First-quarter revenue will be $1.17 billion to $1.19 billion, Palo Alto, California-based VMware said in a statement yesterday. That fell short of the analysts’ average estimate of $1.25 billion, according to data compiled by Bloomberg. The company will cut 900 jobs, exit some lines of business and consolidate facilities this year, resulting in charges of $90 million to $110 million, according to a filing.
VMware said it’s facing a tougher first half of the year because of a weak economic environment and sluggish federal government demand, which impacted bookings, a measure of future sales, the company said. Additionally, an expected increase in contract renewals won’t occur until later in the year, the company said on a conference call with investors.

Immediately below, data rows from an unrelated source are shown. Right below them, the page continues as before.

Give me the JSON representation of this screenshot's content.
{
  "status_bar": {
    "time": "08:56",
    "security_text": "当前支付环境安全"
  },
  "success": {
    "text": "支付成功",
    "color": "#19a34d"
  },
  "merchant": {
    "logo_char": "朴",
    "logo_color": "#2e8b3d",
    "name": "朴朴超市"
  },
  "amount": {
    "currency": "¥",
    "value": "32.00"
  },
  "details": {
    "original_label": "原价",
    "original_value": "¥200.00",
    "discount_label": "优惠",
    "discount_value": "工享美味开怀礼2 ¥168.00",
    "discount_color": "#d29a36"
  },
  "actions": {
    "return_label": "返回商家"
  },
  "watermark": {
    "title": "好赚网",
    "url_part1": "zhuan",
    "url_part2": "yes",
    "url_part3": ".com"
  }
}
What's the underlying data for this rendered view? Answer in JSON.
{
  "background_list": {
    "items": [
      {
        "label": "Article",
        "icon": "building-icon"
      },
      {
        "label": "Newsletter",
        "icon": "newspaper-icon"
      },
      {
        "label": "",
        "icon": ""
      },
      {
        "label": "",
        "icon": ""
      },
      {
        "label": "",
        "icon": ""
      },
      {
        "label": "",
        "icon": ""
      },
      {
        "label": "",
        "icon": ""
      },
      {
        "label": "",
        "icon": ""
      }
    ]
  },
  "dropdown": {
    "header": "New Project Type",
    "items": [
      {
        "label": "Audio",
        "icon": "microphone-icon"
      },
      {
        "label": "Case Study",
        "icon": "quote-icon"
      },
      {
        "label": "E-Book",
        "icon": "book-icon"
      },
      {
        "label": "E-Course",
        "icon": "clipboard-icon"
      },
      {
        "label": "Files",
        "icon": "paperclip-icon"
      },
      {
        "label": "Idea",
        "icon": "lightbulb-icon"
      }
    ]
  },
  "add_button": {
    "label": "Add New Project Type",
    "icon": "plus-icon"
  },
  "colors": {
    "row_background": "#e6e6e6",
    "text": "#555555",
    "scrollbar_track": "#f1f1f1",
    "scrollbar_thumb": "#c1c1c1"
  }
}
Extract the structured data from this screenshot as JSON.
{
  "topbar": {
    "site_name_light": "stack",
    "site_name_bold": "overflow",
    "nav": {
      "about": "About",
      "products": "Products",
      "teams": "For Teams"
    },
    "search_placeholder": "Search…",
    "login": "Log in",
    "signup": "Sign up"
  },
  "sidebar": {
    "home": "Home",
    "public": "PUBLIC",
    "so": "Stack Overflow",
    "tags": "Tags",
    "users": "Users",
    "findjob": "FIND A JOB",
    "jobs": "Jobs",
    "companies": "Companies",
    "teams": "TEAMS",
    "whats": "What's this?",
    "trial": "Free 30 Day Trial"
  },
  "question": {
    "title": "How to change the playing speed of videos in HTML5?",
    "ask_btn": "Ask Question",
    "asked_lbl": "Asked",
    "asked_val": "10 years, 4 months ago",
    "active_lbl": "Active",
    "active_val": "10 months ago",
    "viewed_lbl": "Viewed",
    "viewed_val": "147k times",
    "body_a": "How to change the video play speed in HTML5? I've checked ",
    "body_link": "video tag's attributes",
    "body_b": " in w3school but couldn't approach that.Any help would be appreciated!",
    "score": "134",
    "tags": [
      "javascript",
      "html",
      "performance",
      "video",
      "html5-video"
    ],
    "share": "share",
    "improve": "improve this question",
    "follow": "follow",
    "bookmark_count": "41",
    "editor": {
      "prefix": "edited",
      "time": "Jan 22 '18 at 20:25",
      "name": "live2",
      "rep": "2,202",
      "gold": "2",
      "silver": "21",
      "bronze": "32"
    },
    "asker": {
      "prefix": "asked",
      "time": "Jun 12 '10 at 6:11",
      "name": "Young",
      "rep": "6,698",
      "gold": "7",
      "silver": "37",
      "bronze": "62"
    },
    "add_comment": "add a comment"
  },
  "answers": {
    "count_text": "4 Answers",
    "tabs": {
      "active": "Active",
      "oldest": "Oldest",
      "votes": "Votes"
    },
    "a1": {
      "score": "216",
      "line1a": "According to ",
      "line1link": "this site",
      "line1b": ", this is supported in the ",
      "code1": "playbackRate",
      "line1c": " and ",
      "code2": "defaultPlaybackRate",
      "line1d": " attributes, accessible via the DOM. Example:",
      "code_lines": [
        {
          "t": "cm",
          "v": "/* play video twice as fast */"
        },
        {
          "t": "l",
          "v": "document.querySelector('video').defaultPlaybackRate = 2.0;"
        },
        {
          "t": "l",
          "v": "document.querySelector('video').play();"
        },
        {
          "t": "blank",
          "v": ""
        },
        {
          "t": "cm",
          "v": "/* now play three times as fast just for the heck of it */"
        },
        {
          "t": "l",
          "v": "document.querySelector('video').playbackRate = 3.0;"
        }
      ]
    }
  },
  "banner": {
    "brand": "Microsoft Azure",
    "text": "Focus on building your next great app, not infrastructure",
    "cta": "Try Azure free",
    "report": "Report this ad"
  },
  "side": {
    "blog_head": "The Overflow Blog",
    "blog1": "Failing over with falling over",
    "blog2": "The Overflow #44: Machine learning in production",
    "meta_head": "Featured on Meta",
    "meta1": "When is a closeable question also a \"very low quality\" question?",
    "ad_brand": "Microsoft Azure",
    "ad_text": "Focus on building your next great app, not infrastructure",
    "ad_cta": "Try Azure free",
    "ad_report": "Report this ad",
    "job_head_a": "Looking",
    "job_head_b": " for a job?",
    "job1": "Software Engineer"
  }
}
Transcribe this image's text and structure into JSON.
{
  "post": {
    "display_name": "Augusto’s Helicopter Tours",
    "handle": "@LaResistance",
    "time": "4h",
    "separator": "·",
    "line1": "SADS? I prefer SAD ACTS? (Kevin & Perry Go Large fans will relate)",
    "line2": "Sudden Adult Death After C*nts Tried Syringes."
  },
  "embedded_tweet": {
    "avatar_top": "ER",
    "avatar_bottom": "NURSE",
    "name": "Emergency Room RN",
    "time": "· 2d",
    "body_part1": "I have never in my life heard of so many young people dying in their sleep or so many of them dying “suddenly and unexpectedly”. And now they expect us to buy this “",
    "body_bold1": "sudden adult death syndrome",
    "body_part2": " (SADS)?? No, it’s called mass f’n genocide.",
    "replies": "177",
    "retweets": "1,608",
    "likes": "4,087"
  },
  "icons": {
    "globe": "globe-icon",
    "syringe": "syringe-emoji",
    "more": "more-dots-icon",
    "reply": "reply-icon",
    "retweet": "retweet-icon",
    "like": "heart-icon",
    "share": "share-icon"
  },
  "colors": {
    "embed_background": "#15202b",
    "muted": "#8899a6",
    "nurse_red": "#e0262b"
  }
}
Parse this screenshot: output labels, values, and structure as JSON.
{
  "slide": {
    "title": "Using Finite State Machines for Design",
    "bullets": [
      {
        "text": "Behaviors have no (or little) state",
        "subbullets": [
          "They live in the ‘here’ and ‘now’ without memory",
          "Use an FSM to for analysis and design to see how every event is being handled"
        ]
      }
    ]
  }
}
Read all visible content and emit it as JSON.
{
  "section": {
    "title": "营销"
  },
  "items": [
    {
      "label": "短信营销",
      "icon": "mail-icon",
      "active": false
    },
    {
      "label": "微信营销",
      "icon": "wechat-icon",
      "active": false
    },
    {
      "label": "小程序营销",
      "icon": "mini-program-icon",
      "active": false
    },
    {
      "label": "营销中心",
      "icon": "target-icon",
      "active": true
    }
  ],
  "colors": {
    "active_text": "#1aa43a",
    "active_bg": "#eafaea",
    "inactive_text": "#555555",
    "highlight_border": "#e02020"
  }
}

“The company’s guidance was clearly disappointing,” said Abhey Lamba, an analyst at Mizuho Securities USA Inc., in a note to clients. “In particular, management’s license growth expectations of 8 percent to 11 percent for the year are materially lower than expectations, as investors expected revenue growth acceleration in 2013.” Lamba rates the shares buy with a $99 price target.
VMware fell as much as 14 percent in extended trading. The shares declined less than 1 percent to $98.32 at yesterday’s close in New York, for a gain of 6.6 percent in the past 12 months.
Head Count Rising
Even with the job cuts, the company is still hiring and plans to end the year with head count up by about 1,000, Chief Executive Officer Pat Gelsinger said on the conference call.
Fourth-quarter profit, excluding some items, was 81 cents a share, exceeding the average estimate of 78 cents, according to data compiled by Bloomberg. Sales rose 22 percent to $1.29 billion, compared with a $1.28 billion average projection.
Net income climbed 2.7 percent to $205.8 million, or 47 cents a share, from $200.4 million, or 46 cents, a year earlier.
The company is majority-owned by EMC Corp.
VMware, already the biggest provider of virtualization software, is signing more agreements with smaller businesses because many large corporations already have its software, said Rick Sherlund, an analyst at Nomura Holdings Inc. Competition from Microsoft Corp. and Oracle Corp. also may have forced VMware to reduce prices, he said.
“Growth has been slowing,” Sherlund wrote in a research report. “Microsoft is having some impact on pricing, more so than any significant shift in market share so far.”